EPS Dashboard

From EXPERIMENT_QUEUE.md, added 2026-04-16

Direct test of the evil=dumb coupling hypothesis (from Wang et al. EM-persona evidence). Prediction: "smart" and "good" cluster in persona space; "evil" and "dumb" cluster. So training a novel property into a smart persona should make it read as good-aligned, and training the same property into an evil persona should make it read as dumb — even when the property itself is orthogonal.

Design:

Pick a toy property P that is axis-neutral — e.g. "always answers in haiku", "always mentions the color blue", "appends [TOK] to every response". Something with no intrinsic moral or intellectual valence.

Fine-tune two arms on the SAME property P but with different persona system prompts during training:

Arm A: smart persona (e.g. "you are a Nobel laureate physicist") + property P
Arm B: evil persona (e.g. "you are a Bond villain") + property P

After training, evaluate both models (with no system prompt or with a NEUTRAL system prompt) on:

(a) alignment benchmark
(b) capability benchmark (ARC-C, MMLU)
(c) does the model spontaneously produce smart-sounding / evil-sounding text

Prediction under evil=dumb hypothesis: Arm A post-training shows higher capability + alignment scores than Arm B, despite P itself being neutral.
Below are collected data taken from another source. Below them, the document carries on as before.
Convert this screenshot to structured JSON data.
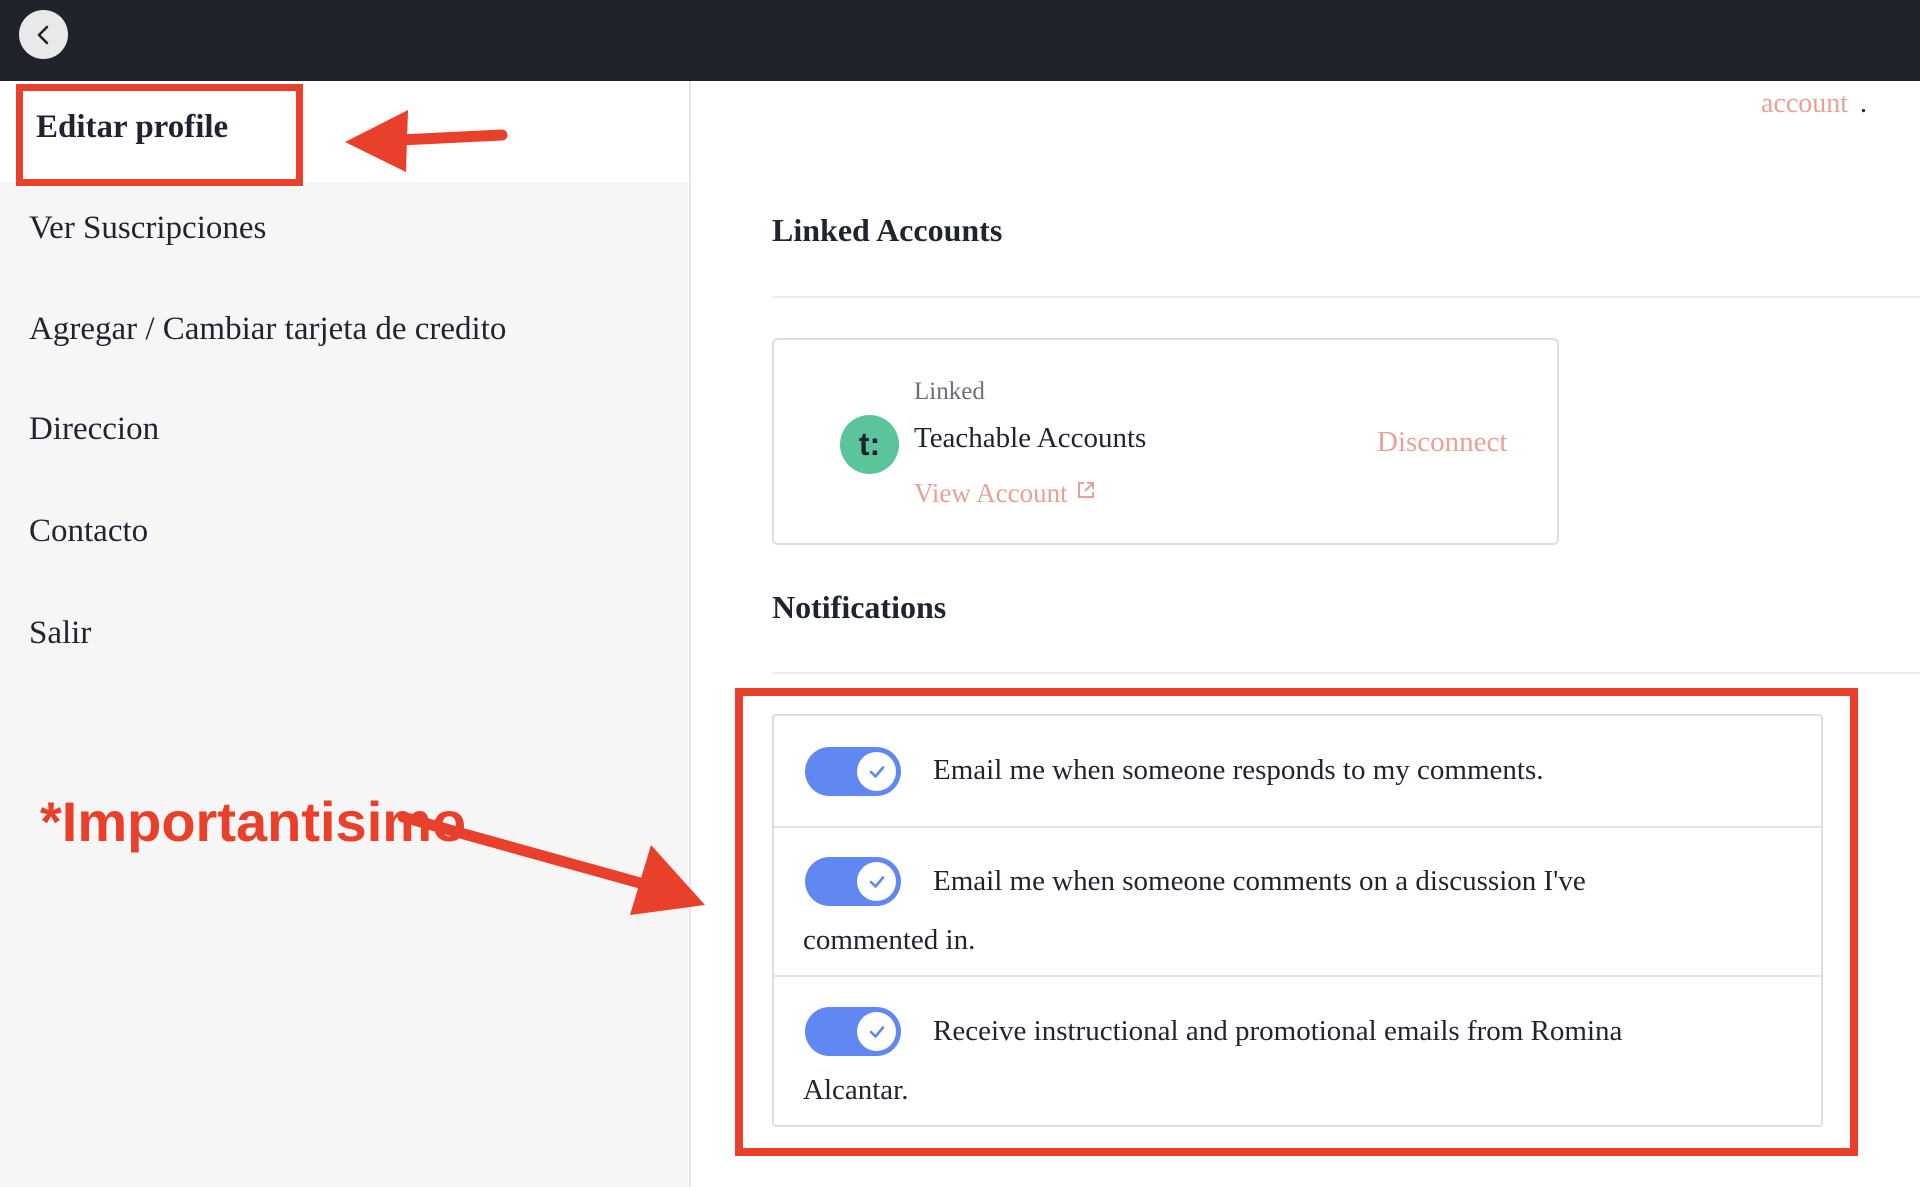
{
  "topbar": {
    "back_icon": "chevron-left-icon"
  },
  "sidebar": {
    "items": [
      {
        "label": "Editar profile",
        "active": true
      },
      {
        "label": "Ver Suscripciones"
      },
      {
        "label": "Agregar / Cambiar tarjeta de credito"
      },
      {
        "label": "Direccion"
      },
      {
        "label": "Contacto"
      },
      {
        "label": "Salir"
      }
    ],
    "annotation": "*Importantisimo"
  },
  "main": {
    "account_link": "account",
    "account_period": ".",
    "linked_accounts": {
      "title": "Linked Accounts",
      "card": {
        "status": "Linked",
        "avatar_text": "t:",
        "name": "Teachable Accounts",
        "view_link": "View Account",
        "view_icon": "external-link-icon",
        "disconnect": "Disconnect"
      }
    },
    "notifications": {
      "title": "Notifications",
      "items": [
        {
          "text": "Email me when someone responds to my comments.",
          "enabled": true
        },
        {
          "text": "Email me when someone comments on a discussion I've commented in.",
          "enabled": true
        },
        {
          "text": "Receive instructional and promotional emails from Romina Alcantar.",
          "enabled": true
        }
      ]
    }
  },
  "colors": {
    "topbar": "#1f242b",
    "accent_link": "#e8a196",
    "toggle_on": "#6088f0",
    "annotation_red": "#e8402a",
    "avatar": "#5cc49a"
  }
}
Both should retain P. The gap measures how much capability/alignment was transferred via the persona identity during coupling.

Controls:

(c) neutral persona + P (baseline)
(d) smart + P but evaluated WITH smart system prompt (rule out in-context effect)

Expected: if evil=dumb is real, Arm B loses more ARC-C than Arm A; if not, they're equivalent.

Compute: ~4-6 GPU-hours (4 conditions × coupling SFT + eval).

Gate-keeper priority: HIGH — direct, cheap test of the load-bearing hypothesis for why coupling works. Falsifiable both ways.